这几年,许江身即山川,足迹踏遍了浙中各地,龙泉、天台、富春、雁荡……“看到一片青山绿水,被家乡的绿色点亮了。绿里头有一种风采——有一种让人不断去迎接,不断去追寻,但是又经常不断地遗憾,被遗弃,这里头有一种江南特有的‘象’。”
“绘画其实忌讳用这种绿,我就画这个绿,像宝石一样翠绿。
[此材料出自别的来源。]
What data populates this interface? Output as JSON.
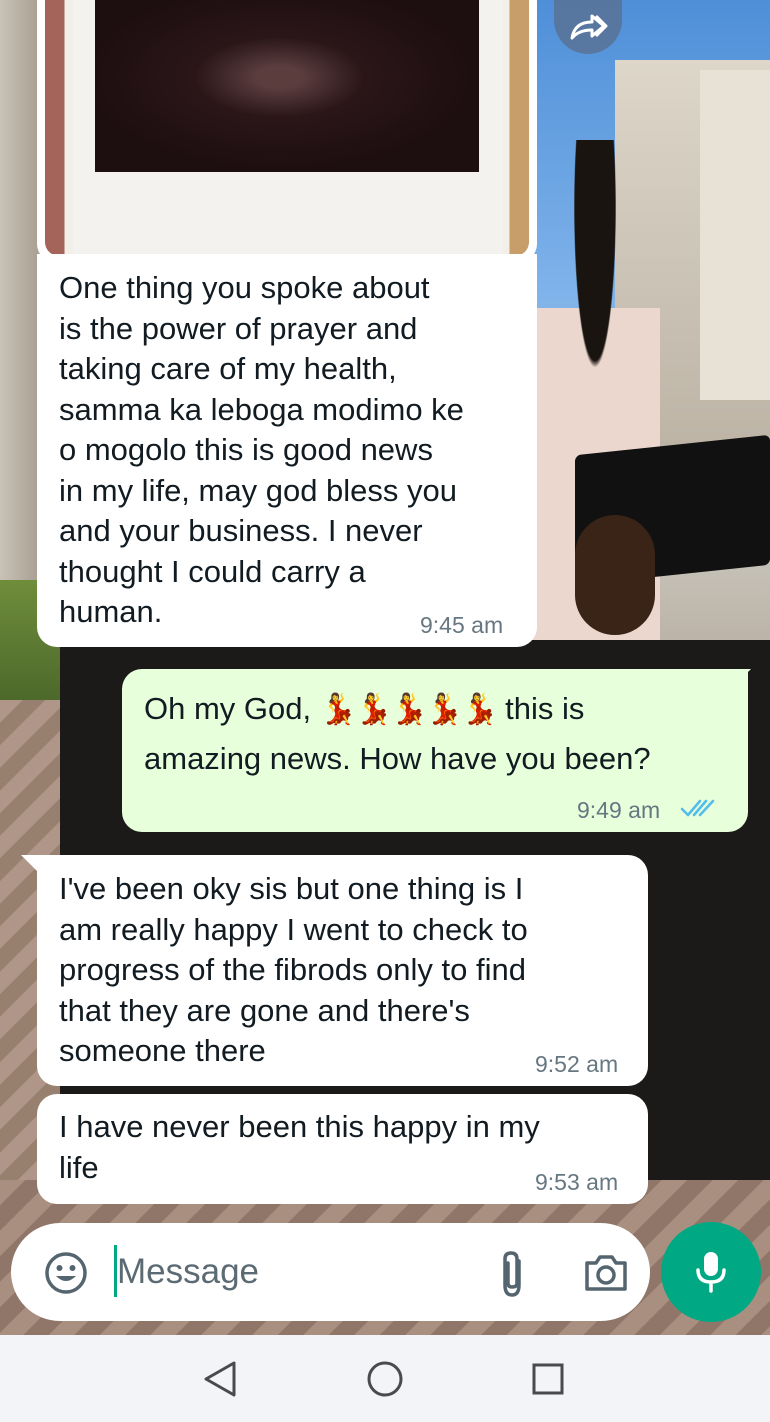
{
  "chat": {
    "forward_icon": "forward-icon",
    "messages": [
      {
        "direction": "incoming",
        "has_image": true,
        "text": "One thing you spoke about\nis the power of prayer and\ntaking care of my health,\nsamma ka leboga modimo ke\no mogolo this is good news\nin my life, may god bless you\nand your business. I never\nthought I could carry a\nhuman.",
        "time": "9:45 am"
      },
      {
        "direction": "outgoing",
        "text_before": "Oh my God,",
        "emoji": "💃💃💃💃💃",
        "text_after": "this is",
        "text_line2": "amazing news. How have you been?",
        "time": "9:49 am",
        "status": "read",
        "status_color": "#53bdeb"
      },
      {
        "direction": "incoming",
        "text": "I've been oky sis but one thing is I\nam really happy I went to check to\nprogress of the fibrods only to find\nthat they are gone and there's\nsomeone there",
        "time": "9:52 am"
      },
      {
        "direction": "incoming",
        "text": "I have never been this happy in my\nlife",
        "time": "9:53 am"
      }
    ]
  },
  "composer": {
    "placeholder": "Message",
    "emoji_icon": "emoji-icon",
    "attach_icon": "paperclip-icon",
    "camera_icon": "camera-icon",
    "mic_icon": "microphone-icon"
  },
  "nav": {
    "back_icon": "back-triangle-icon",
    "home_icon": "home-circle-icon",
    "recents_icon": "recents-square-icon"
  },
  "colors": {
    "accent": "#00a884",
    "outgoing_bubble": "#e7ffdb",
    "incoming_bubble": "#ffffff",
    "timestamp": "#667781",
    "read_ticks": "#53bdeb"
  }
}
希望这里有江南绿色的生命。”
了解许江的人也发现,相比以前个展的单件巨幅作品,今年展出的山水新作,多以组画的面貌出现。
这是许江的布局。“我们现在面对的是无所不能的数字媒体,它会动。但其实,绘画也会动,一个笔触和一个笔触之间,它们互相呼唤。只是不像电影这样(直接)。”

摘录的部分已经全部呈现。